According to Solana’s swap aggregator, Prism, which first noticed In the hack, earlier today an entity started draining liquidity funds into Raydium using a manager wallet. The security company OtterSec later hypothetical that the attacker somehow gained access to the private keys that grant access to Raydium’s smart contracts.
It is not yet clear how much of Raydium’s liquidity pools were drained. However, at the time of writing the attacker still had more $1.4 million in his Solana wallet, mostly in SOL and stSOL tokens. The exploiter also built a bridge over a significant portion of the funds to Ethereum, and sent over 2,090 ETH (approximately $2.5 million in value) via the Tornado Cash privacy protocol.
The Raydium development team Announced on Twitter that he believed that “the authority of the owner was surpassed by [the] attacker,” confirming the Prism and OtterSec analyses. This authority has since been revoked; however, Raydium has yet to publish a proper autopsy or officially declare the attack over.
Despite suffering from the exploit, Raydium still boasts of multiple liquidity funds with millions of dollars in liquidity, including its RAY-USDC, SOL-USDC, RAY-SOL, RAY-USDT and USDT-USDC funds.
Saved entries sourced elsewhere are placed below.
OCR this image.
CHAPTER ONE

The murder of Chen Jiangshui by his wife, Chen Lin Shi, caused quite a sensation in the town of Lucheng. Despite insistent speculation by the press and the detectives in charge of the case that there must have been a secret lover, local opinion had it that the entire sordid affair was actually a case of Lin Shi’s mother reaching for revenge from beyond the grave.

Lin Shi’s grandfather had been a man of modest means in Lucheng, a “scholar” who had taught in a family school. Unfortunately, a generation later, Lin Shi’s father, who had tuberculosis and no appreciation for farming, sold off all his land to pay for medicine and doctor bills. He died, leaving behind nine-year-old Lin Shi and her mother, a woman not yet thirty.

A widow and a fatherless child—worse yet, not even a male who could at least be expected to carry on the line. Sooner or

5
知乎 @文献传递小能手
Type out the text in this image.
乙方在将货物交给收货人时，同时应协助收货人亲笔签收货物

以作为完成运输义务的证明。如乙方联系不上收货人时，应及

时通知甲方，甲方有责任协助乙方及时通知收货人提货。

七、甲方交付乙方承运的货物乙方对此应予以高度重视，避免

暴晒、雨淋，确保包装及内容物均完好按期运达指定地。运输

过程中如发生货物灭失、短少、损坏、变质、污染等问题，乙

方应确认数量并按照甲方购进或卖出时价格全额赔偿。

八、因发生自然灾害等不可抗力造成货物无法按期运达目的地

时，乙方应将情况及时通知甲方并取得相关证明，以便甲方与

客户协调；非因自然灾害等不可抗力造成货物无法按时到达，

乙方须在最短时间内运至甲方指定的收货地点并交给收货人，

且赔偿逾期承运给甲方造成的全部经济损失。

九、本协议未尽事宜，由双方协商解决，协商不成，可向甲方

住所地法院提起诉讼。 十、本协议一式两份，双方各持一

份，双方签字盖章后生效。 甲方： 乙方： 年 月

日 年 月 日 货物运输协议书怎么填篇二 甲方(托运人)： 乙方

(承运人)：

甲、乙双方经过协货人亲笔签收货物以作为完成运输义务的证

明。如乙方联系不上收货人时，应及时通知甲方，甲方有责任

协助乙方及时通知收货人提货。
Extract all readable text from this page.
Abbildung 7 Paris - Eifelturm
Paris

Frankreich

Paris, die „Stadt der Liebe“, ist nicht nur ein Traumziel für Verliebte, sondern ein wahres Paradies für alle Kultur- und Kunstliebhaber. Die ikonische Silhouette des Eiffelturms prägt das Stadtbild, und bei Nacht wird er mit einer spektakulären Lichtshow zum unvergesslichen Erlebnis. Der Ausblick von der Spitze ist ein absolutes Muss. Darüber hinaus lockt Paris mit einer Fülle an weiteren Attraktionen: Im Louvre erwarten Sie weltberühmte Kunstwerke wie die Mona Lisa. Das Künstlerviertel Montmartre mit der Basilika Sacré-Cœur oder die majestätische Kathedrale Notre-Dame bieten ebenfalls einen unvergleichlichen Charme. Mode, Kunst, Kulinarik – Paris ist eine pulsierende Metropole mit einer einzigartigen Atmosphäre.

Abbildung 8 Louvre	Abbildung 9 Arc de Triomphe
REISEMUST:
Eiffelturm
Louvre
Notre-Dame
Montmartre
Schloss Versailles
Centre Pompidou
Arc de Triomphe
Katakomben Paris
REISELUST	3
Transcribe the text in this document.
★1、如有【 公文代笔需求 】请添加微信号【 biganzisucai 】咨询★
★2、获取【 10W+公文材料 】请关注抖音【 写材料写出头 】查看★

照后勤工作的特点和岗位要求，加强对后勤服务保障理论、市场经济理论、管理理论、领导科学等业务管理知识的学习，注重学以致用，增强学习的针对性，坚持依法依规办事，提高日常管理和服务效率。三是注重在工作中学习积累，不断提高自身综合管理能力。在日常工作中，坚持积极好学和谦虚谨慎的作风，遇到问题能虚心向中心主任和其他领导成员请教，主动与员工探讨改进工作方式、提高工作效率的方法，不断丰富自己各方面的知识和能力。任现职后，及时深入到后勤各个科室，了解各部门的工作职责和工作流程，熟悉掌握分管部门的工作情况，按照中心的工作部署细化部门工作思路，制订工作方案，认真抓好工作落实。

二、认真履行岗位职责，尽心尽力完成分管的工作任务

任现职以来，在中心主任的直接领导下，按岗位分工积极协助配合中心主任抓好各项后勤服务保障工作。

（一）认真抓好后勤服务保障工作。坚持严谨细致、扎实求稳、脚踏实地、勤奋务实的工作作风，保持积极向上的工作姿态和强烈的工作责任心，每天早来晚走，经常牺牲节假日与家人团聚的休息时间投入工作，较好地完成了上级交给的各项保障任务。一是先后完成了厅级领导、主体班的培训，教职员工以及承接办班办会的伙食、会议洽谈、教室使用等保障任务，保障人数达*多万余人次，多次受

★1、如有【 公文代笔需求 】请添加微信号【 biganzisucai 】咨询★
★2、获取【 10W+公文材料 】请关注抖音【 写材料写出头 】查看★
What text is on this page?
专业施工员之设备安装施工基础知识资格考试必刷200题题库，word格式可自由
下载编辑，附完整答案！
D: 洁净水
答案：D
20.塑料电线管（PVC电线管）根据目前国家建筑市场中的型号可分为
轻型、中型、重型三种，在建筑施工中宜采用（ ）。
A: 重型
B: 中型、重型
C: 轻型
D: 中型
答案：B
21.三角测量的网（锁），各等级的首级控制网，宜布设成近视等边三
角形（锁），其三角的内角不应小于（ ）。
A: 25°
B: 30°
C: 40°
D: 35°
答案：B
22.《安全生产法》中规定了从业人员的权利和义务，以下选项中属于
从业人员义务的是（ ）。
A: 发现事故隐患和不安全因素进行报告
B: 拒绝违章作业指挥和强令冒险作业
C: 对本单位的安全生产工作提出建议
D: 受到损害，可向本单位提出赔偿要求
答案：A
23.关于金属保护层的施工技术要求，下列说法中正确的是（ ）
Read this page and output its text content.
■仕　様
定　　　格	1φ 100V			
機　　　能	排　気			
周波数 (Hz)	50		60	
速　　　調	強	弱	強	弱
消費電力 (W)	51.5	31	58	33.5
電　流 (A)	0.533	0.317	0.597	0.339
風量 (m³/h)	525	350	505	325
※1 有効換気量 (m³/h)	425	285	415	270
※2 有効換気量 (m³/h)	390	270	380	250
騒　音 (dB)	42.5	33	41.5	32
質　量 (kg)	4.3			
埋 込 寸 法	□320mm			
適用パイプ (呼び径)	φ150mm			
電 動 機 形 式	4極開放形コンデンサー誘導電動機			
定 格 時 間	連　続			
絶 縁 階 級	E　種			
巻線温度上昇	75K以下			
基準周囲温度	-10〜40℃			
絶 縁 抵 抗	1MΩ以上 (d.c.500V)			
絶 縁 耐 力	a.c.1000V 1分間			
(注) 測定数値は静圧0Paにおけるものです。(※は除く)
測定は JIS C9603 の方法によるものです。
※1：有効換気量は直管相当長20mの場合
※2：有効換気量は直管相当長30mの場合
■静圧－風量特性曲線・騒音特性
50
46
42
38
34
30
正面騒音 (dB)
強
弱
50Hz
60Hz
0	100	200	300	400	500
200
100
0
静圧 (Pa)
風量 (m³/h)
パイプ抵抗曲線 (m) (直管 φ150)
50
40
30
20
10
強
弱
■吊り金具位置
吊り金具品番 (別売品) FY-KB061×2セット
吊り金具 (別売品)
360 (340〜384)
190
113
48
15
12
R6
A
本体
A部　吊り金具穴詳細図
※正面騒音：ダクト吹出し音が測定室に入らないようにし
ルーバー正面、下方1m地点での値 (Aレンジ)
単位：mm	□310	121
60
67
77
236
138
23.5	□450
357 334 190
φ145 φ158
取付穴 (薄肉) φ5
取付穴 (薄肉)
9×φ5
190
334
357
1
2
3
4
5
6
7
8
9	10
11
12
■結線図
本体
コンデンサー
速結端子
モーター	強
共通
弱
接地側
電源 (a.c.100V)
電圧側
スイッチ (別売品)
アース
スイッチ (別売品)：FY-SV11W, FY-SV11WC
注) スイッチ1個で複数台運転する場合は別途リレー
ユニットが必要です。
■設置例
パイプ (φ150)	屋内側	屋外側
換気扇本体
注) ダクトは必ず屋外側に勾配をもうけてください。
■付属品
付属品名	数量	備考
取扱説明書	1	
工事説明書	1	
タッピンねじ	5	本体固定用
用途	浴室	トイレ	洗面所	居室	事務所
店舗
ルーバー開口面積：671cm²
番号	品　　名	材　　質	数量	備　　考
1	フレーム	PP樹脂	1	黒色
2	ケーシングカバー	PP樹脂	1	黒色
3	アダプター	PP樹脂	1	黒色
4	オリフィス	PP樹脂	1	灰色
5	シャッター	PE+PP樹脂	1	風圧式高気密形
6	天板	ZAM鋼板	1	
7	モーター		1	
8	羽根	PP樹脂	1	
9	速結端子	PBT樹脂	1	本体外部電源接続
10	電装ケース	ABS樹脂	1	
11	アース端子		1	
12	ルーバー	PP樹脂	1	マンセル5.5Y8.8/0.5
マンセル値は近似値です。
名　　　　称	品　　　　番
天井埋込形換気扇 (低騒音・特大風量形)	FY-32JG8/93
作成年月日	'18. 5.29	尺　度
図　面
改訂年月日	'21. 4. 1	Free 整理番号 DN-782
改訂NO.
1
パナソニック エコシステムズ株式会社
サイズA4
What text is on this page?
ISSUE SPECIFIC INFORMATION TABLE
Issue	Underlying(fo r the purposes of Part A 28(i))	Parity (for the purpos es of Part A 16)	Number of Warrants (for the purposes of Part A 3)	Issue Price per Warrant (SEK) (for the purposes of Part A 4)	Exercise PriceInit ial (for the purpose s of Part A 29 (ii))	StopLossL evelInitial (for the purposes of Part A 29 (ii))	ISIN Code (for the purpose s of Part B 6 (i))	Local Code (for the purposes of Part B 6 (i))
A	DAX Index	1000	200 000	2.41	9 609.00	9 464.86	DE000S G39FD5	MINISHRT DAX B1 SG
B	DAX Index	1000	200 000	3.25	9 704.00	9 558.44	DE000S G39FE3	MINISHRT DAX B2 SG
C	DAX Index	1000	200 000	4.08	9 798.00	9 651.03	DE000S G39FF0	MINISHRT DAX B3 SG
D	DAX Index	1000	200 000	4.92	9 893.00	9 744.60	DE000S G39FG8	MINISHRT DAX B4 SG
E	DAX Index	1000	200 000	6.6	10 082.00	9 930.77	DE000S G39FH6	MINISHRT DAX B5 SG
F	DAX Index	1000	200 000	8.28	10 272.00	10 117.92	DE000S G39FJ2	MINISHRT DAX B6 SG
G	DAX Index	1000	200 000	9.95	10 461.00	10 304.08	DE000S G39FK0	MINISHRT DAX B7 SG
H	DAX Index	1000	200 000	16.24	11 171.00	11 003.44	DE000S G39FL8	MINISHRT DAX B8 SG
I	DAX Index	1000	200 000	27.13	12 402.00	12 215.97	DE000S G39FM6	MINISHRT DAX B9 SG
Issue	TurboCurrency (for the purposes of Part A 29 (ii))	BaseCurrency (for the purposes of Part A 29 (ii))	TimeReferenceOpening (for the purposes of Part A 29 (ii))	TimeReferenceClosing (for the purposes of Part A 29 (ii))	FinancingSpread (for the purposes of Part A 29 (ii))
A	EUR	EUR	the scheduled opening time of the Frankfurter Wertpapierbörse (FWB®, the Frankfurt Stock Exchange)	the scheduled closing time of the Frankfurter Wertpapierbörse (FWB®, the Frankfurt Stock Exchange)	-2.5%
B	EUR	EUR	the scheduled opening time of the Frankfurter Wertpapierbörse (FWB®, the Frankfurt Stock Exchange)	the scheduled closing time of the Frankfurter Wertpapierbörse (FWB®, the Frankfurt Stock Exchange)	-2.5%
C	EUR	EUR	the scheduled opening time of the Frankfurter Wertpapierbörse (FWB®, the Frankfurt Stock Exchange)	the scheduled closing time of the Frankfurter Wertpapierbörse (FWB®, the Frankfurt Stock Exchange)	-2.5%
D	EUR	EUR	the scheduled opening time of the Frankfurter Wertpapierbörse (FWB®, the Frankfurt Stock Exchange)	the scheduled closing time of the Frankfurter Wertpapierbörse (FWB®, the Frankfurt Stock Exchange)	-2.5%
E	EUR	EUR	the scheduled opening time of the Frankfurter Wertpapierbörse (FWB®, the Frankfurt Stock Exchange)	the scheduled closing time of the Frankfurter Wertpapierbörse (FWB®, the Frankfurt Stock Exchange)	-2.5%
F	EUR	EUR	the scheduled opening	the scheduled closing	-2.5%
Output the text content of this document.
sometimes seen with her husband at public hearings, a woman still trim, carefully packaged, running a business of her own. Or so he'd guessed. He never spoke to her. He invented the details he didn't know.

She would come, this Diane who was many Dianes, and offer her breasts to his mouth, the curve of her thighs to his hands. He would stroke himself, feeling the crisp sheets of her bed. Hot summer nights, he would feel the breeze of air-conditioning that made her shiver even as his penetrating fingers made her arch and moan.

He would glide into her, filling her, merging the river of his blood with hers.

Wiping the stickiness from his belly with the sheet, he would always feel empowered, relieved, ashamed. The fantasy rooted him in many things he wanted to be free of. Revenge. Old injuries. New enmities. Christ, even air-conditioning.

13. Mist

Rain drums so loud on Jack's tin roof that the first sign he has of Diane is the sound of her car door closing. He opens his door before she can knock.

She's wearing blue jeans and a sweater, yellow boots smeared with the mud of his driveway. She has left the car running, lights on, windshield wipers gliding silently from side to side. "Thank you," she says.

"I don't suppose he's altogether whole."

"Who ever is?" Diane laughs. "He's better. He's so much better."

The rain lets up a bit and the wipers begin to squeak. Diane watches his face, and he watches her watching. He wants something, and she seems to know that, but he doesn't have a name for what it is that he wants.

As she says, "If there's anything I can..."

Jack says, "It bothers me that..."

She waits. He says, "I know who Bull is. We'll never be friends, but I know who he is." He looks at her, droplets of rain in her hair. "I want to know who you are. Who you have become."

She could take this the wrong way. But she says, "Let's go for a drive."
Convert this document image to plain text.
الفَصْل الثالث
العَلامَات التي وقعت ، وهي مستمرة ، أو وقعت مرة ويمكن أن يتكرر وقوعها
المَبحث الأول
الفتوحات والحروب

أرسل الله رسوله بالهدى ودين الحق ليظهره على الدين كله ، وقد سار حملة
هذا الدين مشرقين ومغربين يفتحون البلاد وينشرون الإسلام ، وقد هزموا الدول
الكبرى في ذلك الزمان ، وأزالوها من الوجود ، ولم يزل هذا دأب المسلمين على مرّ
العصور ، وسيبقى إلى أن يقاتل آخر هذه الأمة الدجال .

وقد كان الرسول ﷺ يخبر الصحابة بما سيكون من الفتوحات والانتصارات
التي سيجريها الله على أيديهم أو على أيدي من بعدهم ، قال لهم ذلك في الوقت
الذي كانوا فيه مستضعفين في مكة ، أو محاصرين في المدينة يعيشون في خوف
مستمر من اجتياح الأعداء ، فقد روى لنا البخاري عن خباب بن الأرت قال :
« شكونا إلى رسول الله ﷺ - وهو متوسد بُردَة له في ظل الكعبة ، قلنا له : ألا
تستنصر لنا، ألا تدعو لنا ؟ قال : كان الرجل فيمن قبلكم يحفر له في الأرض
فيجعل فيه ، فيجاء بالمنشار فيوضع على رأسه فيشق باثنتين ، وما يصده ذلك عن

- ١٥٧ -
DeFiLlama data indicates that the protocol still has more than $34.7 million in assets. Therefore, it is unlikely that the hack was fatal to the project.
Raydium’s native token RAY is currently down more than 10% on the day.
This story is developing and will continue to be updated.
Disclaimer: At the time of writing, the author of this article owned BTC, ETH, and various other crypto assets.